The police service is facing critical pressures, according to the leader of the Police Federation of Northern Ireland.

Chair, Liam Kelly, said: “I understand that communities that are affected will view this decision with dismay and disappointment. That said, severe cuts in service levels are the outworking for an organisation that faces a deficit of £130m.

“Something has to give if core policing services are to be maintained with the diminishing resources that are available. This is the inevitable consequence of budget pressures, but it will fall far short of what’s required if the Service is to attempt to balance the books.”

When officials were making decisions by order of Westminster, health was the only service that was given priority for spending. But even so, today the projections are grim.

Local activists complain of eight-year waiting lists and seven hour waits for ambulances.

The Healthcare Financial Management Association said: “Northern Ireland Department of Health's budget allocation for 2024-25 represents a 2.3% reduction in funding compared to expenditure in 2023-24. The Department had estimated it needed an extra £1bn on top of last year’s opening budget, after allowing for £200m of savings and anticipated additional income.”

And in education budgets, there are also problems.
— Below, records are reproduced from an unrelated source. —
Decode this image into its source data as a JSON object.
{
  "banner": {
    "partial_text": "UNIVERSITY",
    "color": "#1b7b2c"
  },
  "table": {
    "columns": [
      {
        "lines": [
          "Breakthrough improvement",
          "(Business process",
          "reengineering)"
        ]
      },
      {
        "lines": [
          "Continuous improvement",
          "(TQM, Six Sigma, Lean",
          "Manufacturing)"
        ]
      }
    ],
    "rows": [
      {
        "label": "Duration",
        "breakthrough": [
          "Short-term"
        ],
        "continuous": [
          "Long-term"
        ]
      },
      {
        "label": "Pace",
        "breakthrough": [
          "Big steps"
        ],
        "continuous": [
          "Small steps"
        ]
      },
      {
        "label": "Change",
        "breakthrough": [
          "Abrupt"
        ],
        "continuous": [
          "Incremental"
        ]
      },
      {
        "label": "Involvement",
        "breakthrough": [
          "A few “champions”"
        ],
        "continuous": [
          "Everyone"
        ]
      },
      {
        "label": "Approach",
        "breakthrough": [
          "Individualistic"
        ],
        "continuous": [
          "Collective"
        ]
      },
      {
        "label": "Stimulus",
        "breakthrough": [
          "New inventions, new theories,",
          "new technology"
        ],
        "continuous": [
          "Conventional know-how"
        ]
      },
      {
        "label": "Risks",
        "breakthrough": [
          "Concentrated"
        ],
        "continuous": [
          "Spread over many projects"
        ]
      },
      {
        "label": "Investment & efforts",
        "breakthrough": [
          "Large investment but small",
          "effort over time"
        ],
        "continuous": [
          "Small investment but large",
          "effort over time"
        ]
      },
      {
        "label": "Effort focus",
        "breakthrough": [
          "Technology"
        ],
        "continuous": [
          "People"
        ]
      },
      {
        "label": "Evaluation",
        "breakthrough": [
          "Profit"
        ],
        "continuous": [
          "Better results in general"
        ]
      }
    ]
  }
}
At the end of last year, the Independent Review of Education in Northern Ireland forecast a gap of £155m to get level with England and Wales plus a further gap of £136m to cover SEND demand which is higher than most of the UK.

So what’s likely to change?

There are 136 candidates standing for the 18 seats. Two seats representing Belfast and the Lagan Valley previously held by former DUP leader Jeffrey Donaldson are where observers are watching the closest.

Adding to the interest is that some parties have agreed not to stand in specific seats and tactical voting is strong.

Conor Murphy, Sinn Féin’s director of elections, is on record calling for voters to back “progressive parties who will reject Tory cuts and Tory pacts”.

Unionist leaders have said they want to work better together – a recognition that they are under electoral pressure and haven’t responded well to political scandals.

The DUP has pledged to support 20,000 jobs in the next five years, fix the NHS and remove the Northern Ireland protocol.

Ulster Unionist Party wants to make Northern Ireland work by developing infrastructure and housing.

The SDLP has pledged to hold both Stormont and Westminster to account, particularly over funding decisions.

The Alliance party has pledged to push for better childcare. A key figure for the party is Naomi Long who has served as justice minister.

Sinn Féin has made housing its big campaign concern.

It said: “The deepening housing crisis by focussing on the delivery of affordable homes. This includes provision for an additional €1.4bn of capital expenditure and €300m Approved Housing Body borrowing to deliver 21,000 social, affordable-rental and affordable-purchase homes next year.” 

Polling is predicting it could become the largest party – but it will continue its policy of not taking up seats, although its representatives do run constituency offices.

The surprise story of the election came after the sitting Sinn Fein MP for Fermanagh and Tyron, Michelle Gildernew, stood down.

Her replacement is Pat Cullen, the former head of the Royal College of Nursing. Her expertise both in terms of the NHS and as a national figure is significant.

But settling the colours of seats won’t tackle the big issues that have impacted on generations of people both during and after The Troubles.

The Nevin Economic Research Institute has argued that transitioning to high value sectors could contribute to building more productive economy. Currently, the service sector and food production dominate.

“Certain sectors produce less or more with the same inputs either by design or by choice,” it said. “That means a re-examination of economic supports, including tax expenditures in order to align them with a plan to build a more productive economy.”

The most likely starting point is a review of local revenue raising, which is also in line with pressure in Westminster. Could the Stormont assembly follow the example of Wales or even start the reforms themselves?

Pivotal said: “If we want to fund more public services, where is the money coming from? We shouldn’t shut down the conversation about revenue raising without even considering the choices and options. While many households are already very stretched, there are some people in NI who could afford to pay more.”